Les scénaristes hétéros ne font pas leur job quand il s’agit de représenter les personnes queers. Pourquoi ? (PS : je ne sous-entends pas que je suis spéciale – la majorité du travail a été effectuée par Krista Vernoff [actuelle showrunneuse de ‘Grey’s Anatomy’ et collaboratrice de longue date du Shondaland, ndlr]).”
La majorité des postes de showrunners étant occupés par des personnes hétérosexuelles, la remarque de Shonda Rhimes est effectivement des plus pertinentes.
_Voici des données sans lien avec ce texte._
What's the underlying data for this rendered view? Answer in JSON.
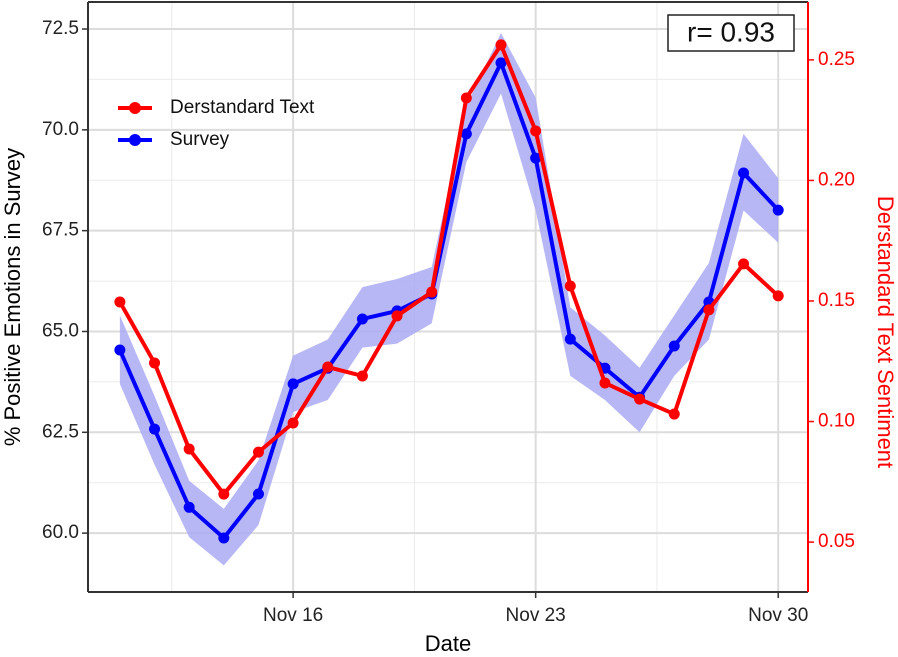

Si ils et elles ont peur de mal représenter un personnage queer, on ne peut que leur conseiller d’embaucher des scénaristes concerné·e·s par la question, qui proposeront alors des portraits de personnages LGBTQ+ justes et convaincants.
Les séries de super-héros supervisées par Greg Berlanti ont largement participé à faire de The CW la chaîne de broadcast la plus inclusive des États-Unis.
Megan Townsend, directrice de la recherche et de l’analyse en matière de divertissement au GLAAD, a ajouté :
“L’inclusion des LGBTQ dans l’industrie étant toujours menée par un nombre concentré de créatifs et plusieurs séries inclusives s’achevant dans l’étude de cette année, les chaînes et les services de streaming doivent prendre note de la valeur de ce public spécialisé.
Il doit être prioritaire d’introduire des personnages LGBTQ nuancés et diversifiés en 2021 et au-delà, en veillant à ce que les diminutions de cette année ne deviennent pas des progrès inversés, alors que le secteur continue à évoluer et à s’adapter aux défis de cette époque unique.”
D’autres chiffres concernant l’inclusivité au global ont été apportés par le GLAAD : les séries de broadcast ont ainsi proposé 46 % de personnages féminins, tandis que la population américaine se compose de 51 % de femmes. L’écart le plus criant de représentativité reste celui des personnages en situation de handicap : ils ne représentent que 3,5 % des personnages dans les séries, quand leur nombre estimé aux États-Unis est de 26 %.
*La période étudiée se situe entre le 1er juin 2020 et le 31 mai 2021, le GLAAD ayant accès aux futures programmations des diffuseurs pour les mois prochains.
*Ayant fait l’expérience du racisme.